Pabrik Rokok Tolak Aturan Ini, Cemas Produk Ilegal Merajalela
gospelangolano.com, Asosiasi Jakarta dari Asosiasi Pabrik Indonesia (GAPPRI) dengan mengelola kontrol tembakau (IHT).
Asosiasi Asosiasi Gabriti Gabriti Henry Nojot, proses produksi peraturan kurang transparan dalam gugatan tersebut. Ini dapat memiliki dampak negatif besar tidak hanya pada industri tetapi juga pada seluruh ekonomi nasional.
Menurut Henrik Noyoan, upaya untuk mengimplementasikan negara di negara Tom (FCTC), alih -alih melindungi manfaat dari masyarakat yang terkena dampak.
Henry Nejoan mengatakan bahwa “28/2024” dianggap sebagai kompetisi yang tidak adil, “Senin (2012-01-13).
Henry Noyan telah mengkonfirmasi bahwa IHT adalah negara yang terkena dampak dan harus berhak mendengar dan berpartisipasi dalam prosedur ini.
“Gapapri mengundang pemerintah untuk membuka pengumpulan percakapan dan keberlanjutan, perlindungan ekonomi negara dan mempertahankan ekonomi nasional.
Gappri mendukung Prabowo-Gibrane, yang didedikasikan untuk pekerjaan ekonomi Indonesia, melakukan manfaat dari orang-orang Indonesia.
Oleh karena itu, saya berharap pemerintah akan dapat mempertimbangkan kontribusi semua negara, termasuk pemain industri dan sosialisasi.
“Kami berharap pemerintah tidak akan membuat kebijakan seperti 28/2024 hal.
Tentu saja, Kreta lakukan dari rokok lokal dan rempah -rempah tinggi seperti bawang putih. Dia Henry Noyoan berkata: “Bank -bank bahan tambahan akan melakukannya, dan jantung tidak akan menerima pertanian di bawah tanaman mereka.
Ketika datang ke informasi Gapri, IHT adalah salah satu strategi nasional yang mempekerjakan orang sekitar 5,8 juta orang, dimulai dengan staf pabrik sebagai karyawan.
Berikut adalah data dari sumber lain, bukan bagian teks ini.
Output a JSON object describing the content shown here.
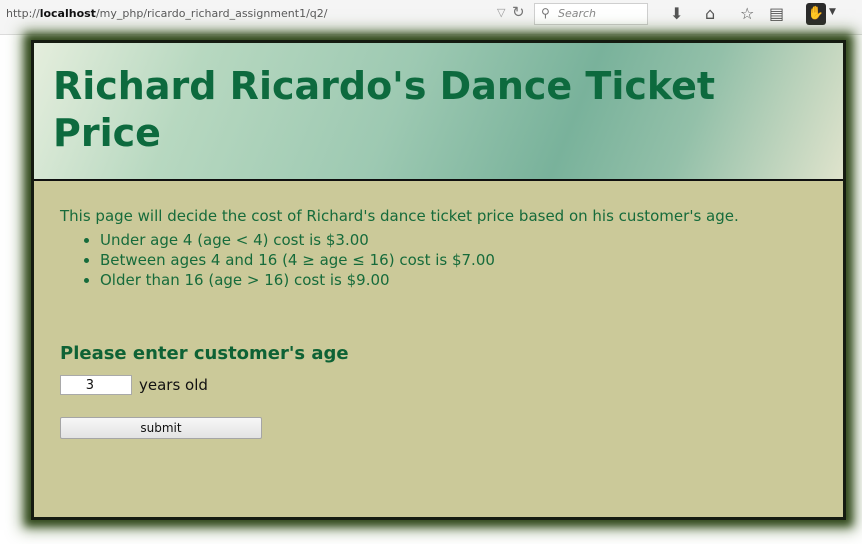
{
  "browser": {
    "url_prefix": "http://",
    "url_host": "localhost",
    "url_path": "/my_php/ricardo_richard_assignment1/q2/",
    "search_placeholder": "Search",
    "icons": [
      "dropdown-arrow-icon",
      "reload-icon",
      "search-icon",
      "download-icon",
      "home-icon",
      "bookmark-star-icon",
      "reader-view-icon",
      "extension-icon",
      "menu-caret-icon"
    ]
  },
  "page": {
    "title": "Richard Ricardo's Dance Ticket Price",
    "intro": "This page will decide the cost of Richard's dance ticket price based on his customer's age.",
    "rules": [
      "Under age 4 (age < 4) cost is $3.00",
      "Between ages 4 and 16 (4 ≥ age ≤ 16) cost is $7.00",
      "Older than 16 (age > 16) cost is $9.00"
    ],
    "form": {
      "heading": "Please enter customer's age",
      "age_value": "3",
      "age_suffix": "years old",
      "submit_label": "submit"
    }
  },
  "colors": {
    "page_background": "#cbc999",
    "title_text": "#0d6a3e",
    "body_text": "#166b3b",
    "frame_border": "#151b11"
  }
}
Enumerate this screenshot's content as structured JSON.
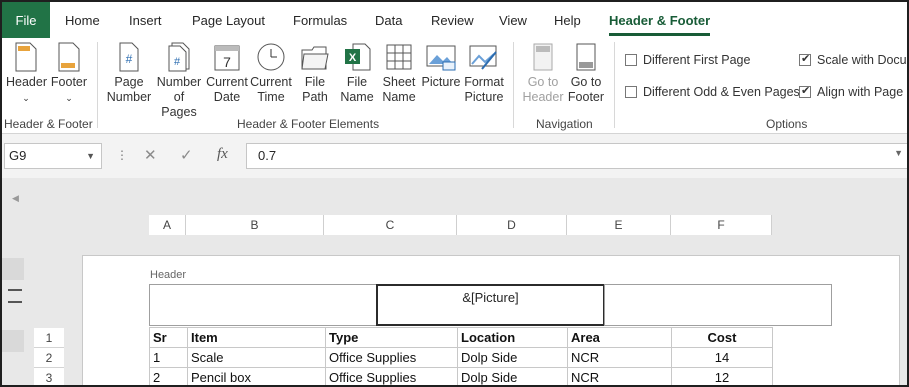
{
  "ribbon_tabs": [
    "File",
    "Home",
    "Insert",
    "Page Layout",
    "Formulas",
    "Data",
    "Review",
    "View",
    "Help",
    "Header & Footer"
  ],
  "active_tab": "Header & Footer",
  "groups": {
    "header_footer": {
      "label": "Header & Footer",
      "buttons": [
        {
          "label": "Header",
          "icon": "header-page-icon"
        },
        {
          "label": "Footer",
          "icon": "footer-page-icon"
        }
      ]
    },
    "elements": {
      "label": "Header & Footer Elements",
      "buttons": [
        {
          "line1": "Page",
          "line2": "Number",
          "icon": "page-number-icon"
        },
        {
          "line1": "Number",
          "line2": "of Pages",
          "icon": "number-of-pages-icon"
        },
        {
          "line1": "Current",
          "line2": "Date",
          "icon": "calendar-icon"
        },
        {
          "line1": "Current",
          "line2": "Time",
          "icon": "clock-icon"
        },
        {
          "line1": "File",
          "line2": "Path",
          "icon": "folder-icon"
        },
        {
          "line1": "File",
          "line2": "Name",
          "icon": "excel-file-icon"
        },
        {
          "line1": "Sheet",
          "line2": "Name",
          "icon": "sheet-grid-icon"
        },
        {
          "line1": "Picture",
          "line2": "",
          "icon": "picture-icon"
        },
        {
          "line1": "Format",
          "line2": "Picture",
          "icon": "format-picture-icon"
        }
      ]
    },
    "navigation": {
      "label": "Navigation",
      "buttons": [
        {
          "line1": "Go to",
          "line2": "Header",
          "icon": "go-to-header-icon",
          "disabled": true
        },
        {
          "line1": "Go to",
          "line2": "Footer",
          "icon": "go-to-footer-icon",
          "disabled": false
        }
      ]
    },
    "options": {
      "label": "Options",
      "checkboxes": [
        {
          "label": "Different First Page",
          "checked": false
        },
        {
          "label": "Different Odd & Even Pages",
          "checked": false
        },
        {
          "label": "Scale with Docu",
          "checked": true
        },
        {
          "label": "Align with Page",
          "checked": true
        }
      ]
    }
  },
  "formula_bar": {
    "name_box": "G9",
    "formula": "0.7"
  },
  "sheet": {
    "column_headers": [
      "A",
      "B",
      "C",
      "D",
      "E",
      "F"
    ],
    "row_headers": [
      "1",
      "2",
      "3"
    ],
    "header_label": "Header",
    "header_center": "&[Picture]",
    "table_head": [
      "Sr",
      "Item",
      "Type",
      "Location",
      "Area",
      "Cost"
    ],
    "rows": [
      [
        "1",
        "Scale",
        "Office Supplies",
        "Dolp Side",
        "NCR",
        "14"
      ],
      [
        "2",
        "Pencil box",
        "Office Supplies",
        "Dolp Side",
        "NCR",
        "12"
      ]
    ]
  },
  "colors": {
    "file_tab": "#217346",
    "active_tab": "#185c37",
    "formula_bar_bg": "#f3f3f3",
    "sheet_bg": "#e8e8e8"
  }
}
Tes Gappri juga akan dilestarikan, dengan tekanan besar tahun ini, dimulai dengan kegembiraan 230,4 triliun RP.
Ini menunjukkan bahwa IHT telah menerima hal -hal terbaik dan tidak dapat memenuhi anggaran negara dan tujuan anggaran pengeluaran.
“Aturan berlebihan, bukan produk tabako yang sama, akan mendapatkan pendapatan dan stabilitas kerja yang bahagia,” Henry Noyan.